To confirm detectors fire, trigger a tool loop:
await dt.run("my-ts-agent", { model: "gpt-4o", tools: ["web_search"] }, async (run) => {
for (let i = 0; i < 5; i++) {
run.llmCalled("gpt-4o", 200 + i * 50);
run.llmResponded({ finishReason: "tool_calls" });
run.toolCalled("web_search", { query: "same query every time" });
run.toolResponded("web_search", true, 256);
}
run.finalAnswer();
});
This triggers TOOL_LOOP (same tool ≥3 times in a 5-call window). The signal should appear in the dashboard within ~15 seconds.
7. Deploy markers
Fire-and-forget deploy markers let the dashboard overlay release boundaries on detector rate charts.
dt.markDeploy("my-ts-agent", "v1.4.2", { commit: "abc123f", environment: "production" });
8. Manual client (no npm)
If you prefer not to use npm, a self-contained client can be copied into your project.
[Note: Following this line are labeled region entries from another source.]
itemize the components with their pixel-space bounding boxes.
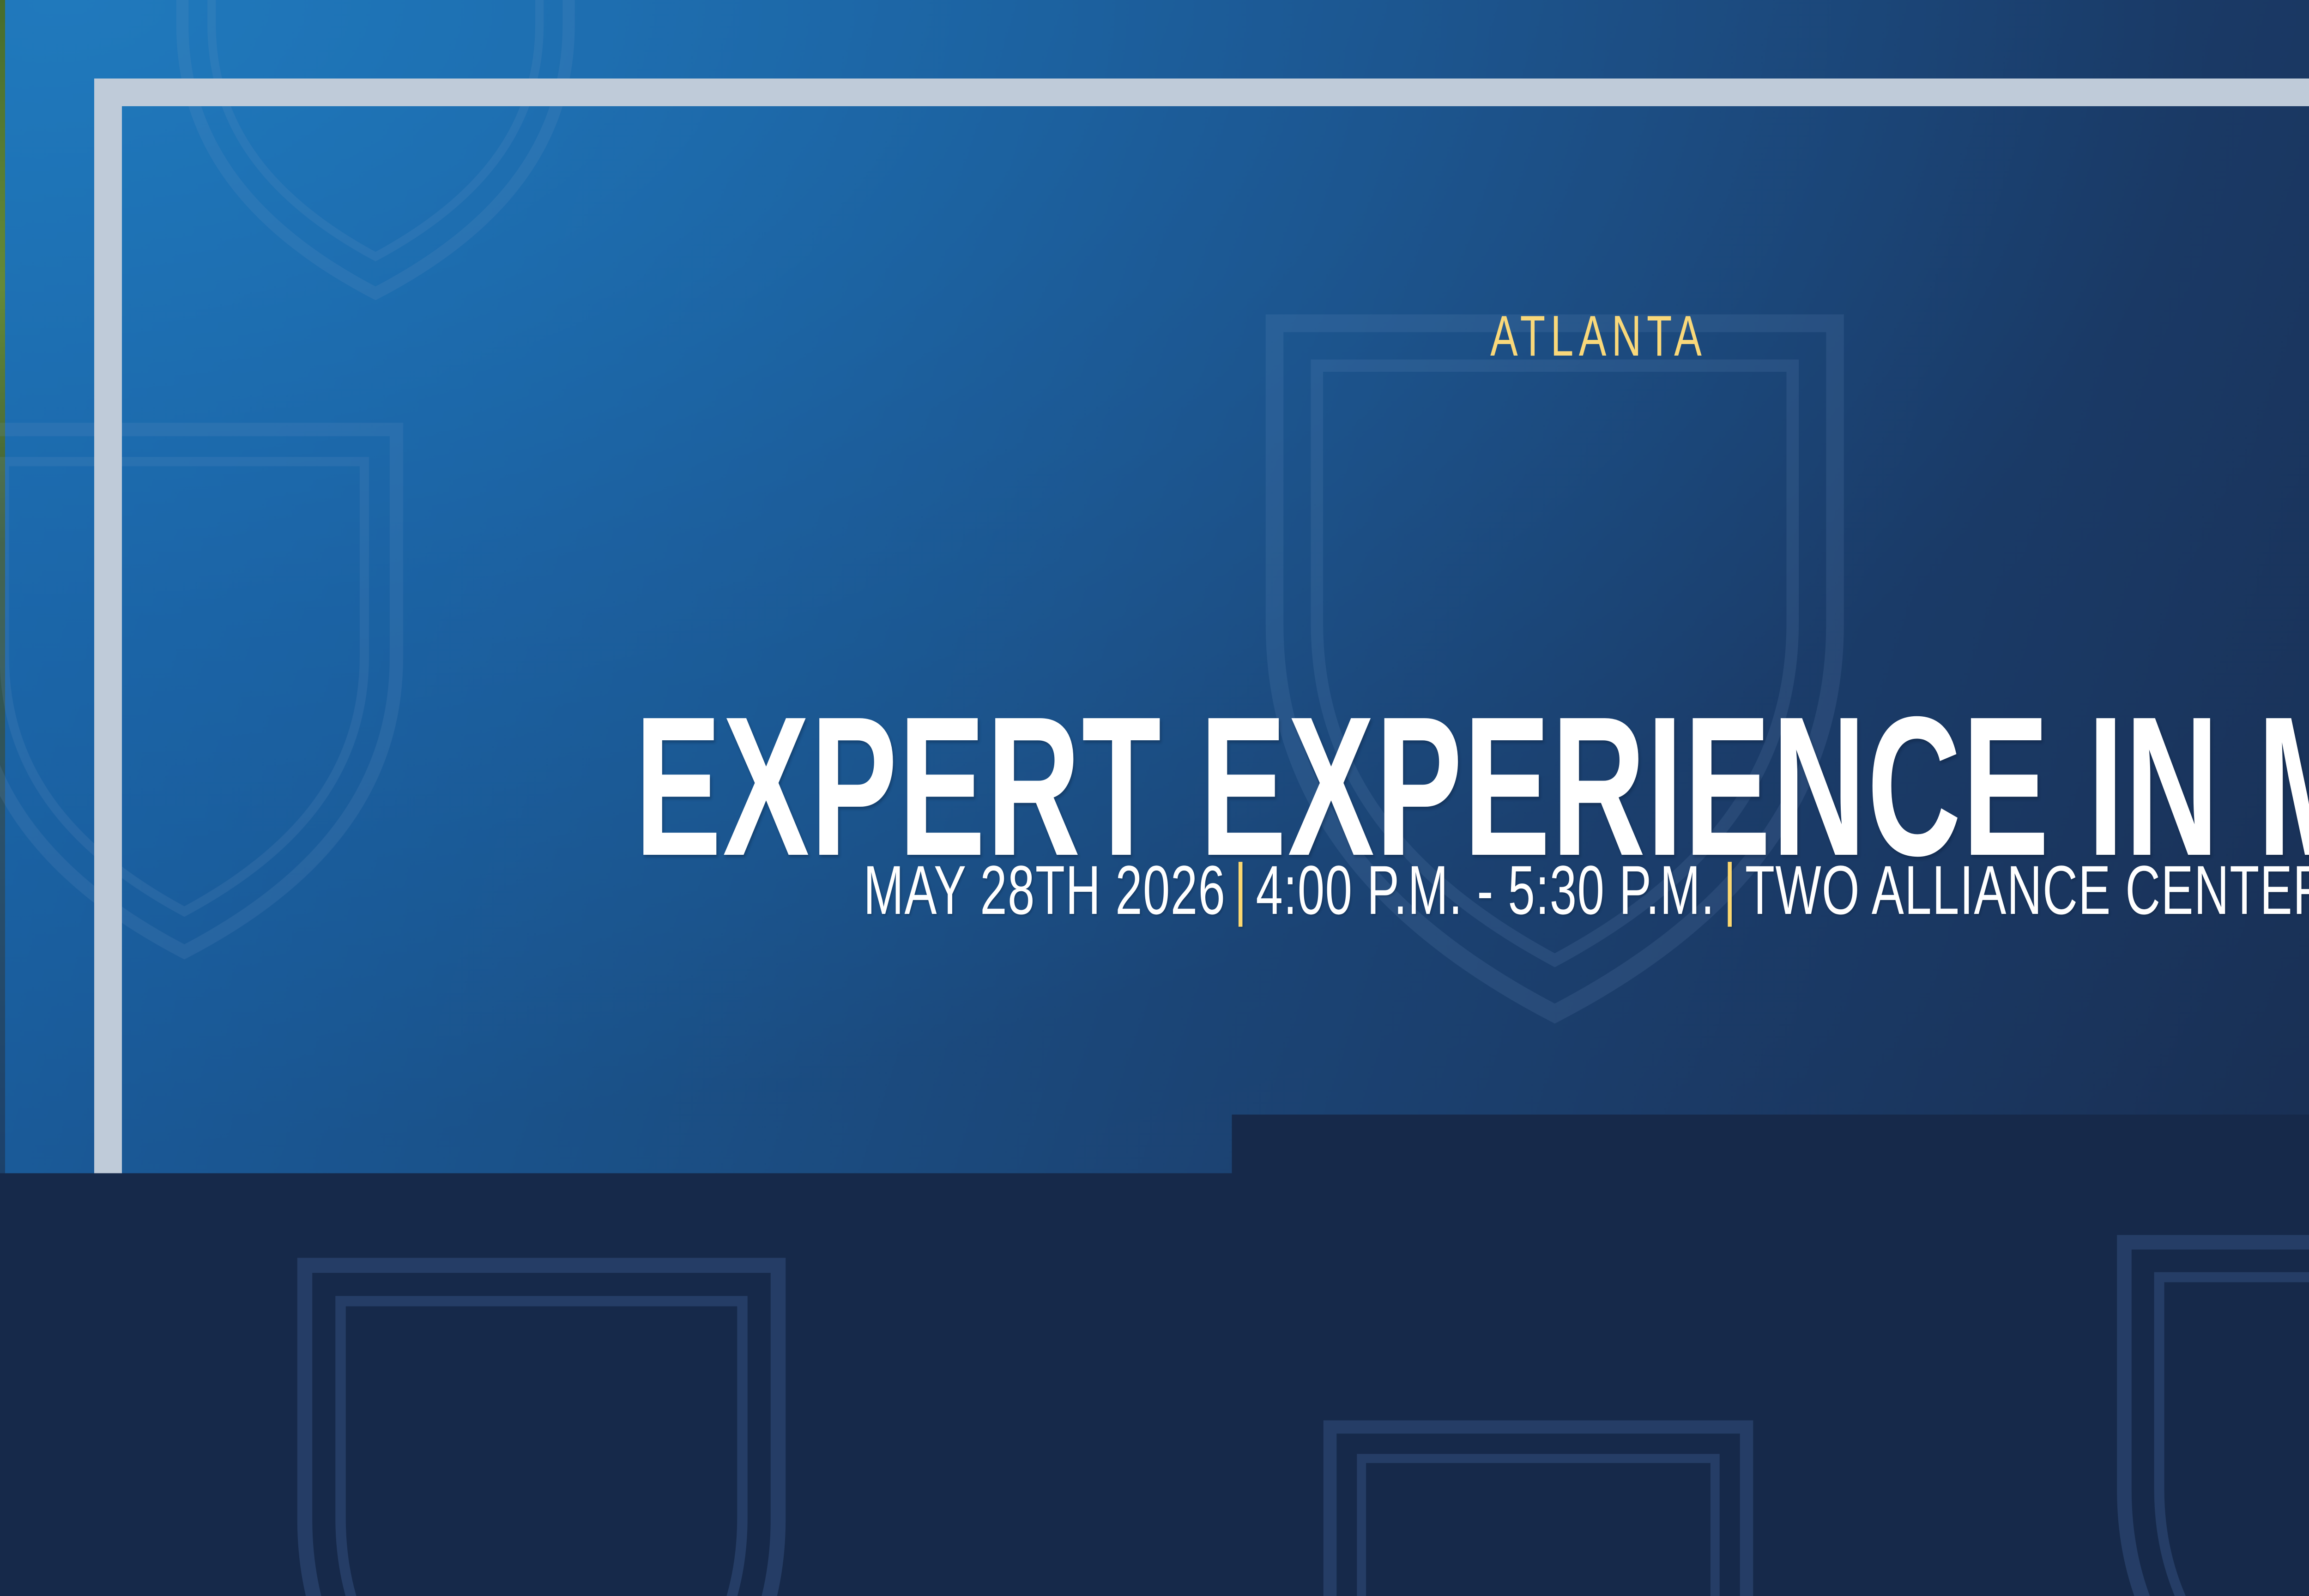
register-cta-group: REGISTER NOW [1131, 1160, 2069, 1345]
city-eyebrow: ATLANTA [447, 308, 2309, 365]
event-date: MAY 28TH 2026 [864, 851, 1226, 929]
event-venue: TWO ALLIANCE CENTER [1745, 851, 2309, 929]
register-now-button[interactable]: REGISTER NOW [1131, 1160, 2069, 1345]
banner-content: ATLANTA EXPERT EXPERIENCE IN M&A MAY 28T… [0, 0, 2309, 1596]
register-now-label: REGISTER NOW [1413, 1215, 1788, 1289]
event-promo-banner: ATLANTA EXPERT EXPERIENCE IN M&A MAY 28T… [0, 0, 2309, 1596]
event-details-line: MAY 28TH 2026|4:00 P.M. - 5:30 P.M.|TWO … [479, 855, 2309, 925]
detail-separator-1: | [1226, 849, 1256, 927]
detail-separator-2: | [1715, 849, 1745, 927]
event-time: 4:00 P.M. - 5:30 P.M. [1256, 851, 1715, 929]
The npm package is recommended — it adds background buffering, dt.tool(), dt.trace(), getCurrentRun(), and dt.markDeploy(). The manual client sends all events synchronously at run completion.
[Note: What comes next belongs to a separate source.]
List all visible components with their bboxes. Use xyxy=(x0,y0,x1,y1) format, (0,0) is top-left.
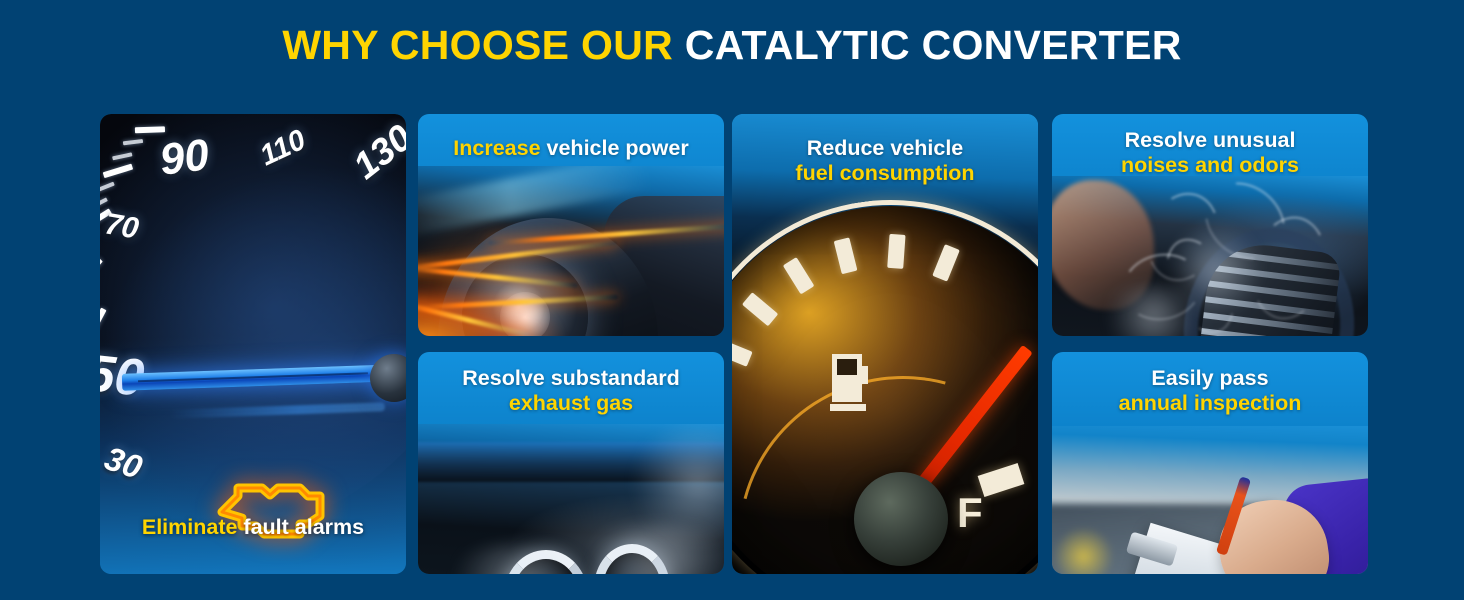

See the full manual client source in the GitHub docs.
RunContext API reference
| Method | When to call |
|---|---|
run.llmCalled(model, promptTokens?) | Before each LLM API call |
run.llmResponded({ completionTokens?, latencyMs?, finishReason?, outputLength? }) | After LLM responds |
run.toolCalled(toolName, args?) | Before each tool execution |
run.toolResponded(toolName, success, outputLength?, latencyMs?, error?) | After tool returns |
run.retrievalCalled(indexName, queryHash?) | Before vector search |
run.retrievalResponded(indexName, resultCount, topScore?, latencyMs?) | After retrieval returns |
run.externalSignal(signalName, source?, meta?) | Rate limits, cache misses, upstream errors |
run.finalAnswer() | When agent produces its final output |
What is and isn't captured
Transmitted (safe metadata only): model names, token counts, latencies, finish reasons, tool names, success/failure, output lengths, retrieval index names, result counts, top scores.
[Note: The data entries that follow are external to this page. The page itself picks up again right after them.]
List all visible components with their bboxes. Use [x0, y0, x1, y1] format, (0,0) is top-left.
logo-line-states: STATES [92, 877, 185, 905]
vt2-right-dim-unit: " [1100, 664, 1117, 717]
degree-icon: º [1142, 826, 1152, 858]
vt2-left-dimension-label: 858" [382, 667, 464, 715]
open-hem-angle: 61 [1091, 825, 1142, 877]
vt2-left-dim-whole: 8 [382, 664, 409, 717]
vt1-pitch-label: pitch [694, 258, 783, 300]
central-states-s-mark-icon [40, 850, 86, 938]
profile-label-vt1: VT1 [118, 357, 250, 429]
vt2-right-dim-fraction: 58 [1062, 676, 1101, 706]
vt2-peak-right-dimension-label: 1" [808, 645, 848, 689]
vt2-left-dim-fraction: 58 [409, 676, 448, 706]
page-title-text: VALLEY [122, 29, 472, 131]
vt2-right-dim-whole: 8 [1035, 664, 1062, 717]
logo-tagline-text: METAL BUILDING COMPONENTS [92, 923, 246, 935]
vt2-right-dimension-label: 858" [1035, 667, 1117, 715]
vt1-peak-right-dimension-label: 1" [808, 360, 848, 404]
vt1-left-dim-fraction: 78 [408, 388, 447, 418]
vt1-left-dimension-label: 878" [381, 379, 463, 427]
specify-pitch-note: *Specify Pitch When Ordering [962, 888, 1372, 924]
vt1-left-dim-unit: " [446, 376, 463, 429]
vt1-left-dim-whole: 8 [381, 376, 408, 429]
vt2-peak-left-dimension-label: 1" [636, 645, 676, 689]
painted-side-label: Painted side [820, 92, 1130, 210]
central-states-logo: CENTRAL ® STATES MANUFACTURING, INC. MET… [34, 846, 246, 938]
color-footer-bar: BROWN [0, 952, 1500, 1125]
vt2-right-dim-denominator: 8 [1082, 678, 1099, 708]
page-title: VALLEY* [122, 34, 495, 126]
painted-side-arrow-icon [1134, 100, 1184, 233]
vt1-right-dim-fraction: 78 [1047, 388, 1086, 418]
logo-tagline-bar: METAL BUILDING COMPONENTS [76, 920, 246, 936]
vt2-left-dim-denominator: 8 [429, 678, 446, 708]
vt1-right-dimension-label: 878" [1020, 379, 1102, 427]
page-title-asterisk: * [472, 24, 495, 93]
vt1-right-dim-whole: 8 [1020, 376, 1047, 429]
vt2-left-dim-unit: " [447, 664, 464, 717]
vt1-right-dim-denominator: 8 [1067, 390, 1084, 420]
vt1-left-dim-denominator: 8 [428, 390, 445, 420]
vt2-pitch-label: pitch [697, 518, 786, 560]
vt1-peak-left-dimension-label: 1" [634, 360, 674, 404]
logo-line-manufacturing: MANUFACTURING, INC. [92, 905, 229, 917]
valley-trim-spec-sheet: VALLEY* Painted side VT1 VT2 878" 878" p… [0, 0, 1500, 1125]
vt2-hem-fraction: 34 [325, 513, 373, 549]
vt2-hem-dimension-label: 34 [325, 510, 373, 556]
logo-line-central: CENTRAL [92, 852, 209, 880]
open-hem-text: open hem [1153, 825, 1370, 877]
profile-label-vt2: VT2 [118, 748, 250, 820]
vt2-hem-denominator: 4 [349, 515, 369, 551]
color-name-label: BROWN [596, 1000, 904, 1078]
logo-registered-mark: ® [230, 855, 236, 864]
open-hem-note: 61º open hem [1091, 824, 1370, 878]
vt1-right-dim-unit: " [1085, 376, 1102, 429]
Never transmitted (hashed in-process): user input text, LLM prompts and completions, tool arguments and outputs (SHA-256 hashed; raw values never leave your process), error messages.
Troubleshooting
No runs appear in the dashboard
- Check
DUNETRACE_ENDPOINTpoints to the ingest service (port 8001, not 8002). - Confirm the backend is healthy:
curl http://localhost:8001/health - Check the Node console for
[dunetrace] Failed to flush eventswarnings.
Token counts missing
Pass completionTokens and promptTokens if your LLM client exposes them — they are optional but improve CONTEXT_BLOAT and LLM_TRUNCATION_LOOP detection accuracy.
Detectors fire too aggressively
Tune thresholds in detectors.yml on the server — see the detector reference.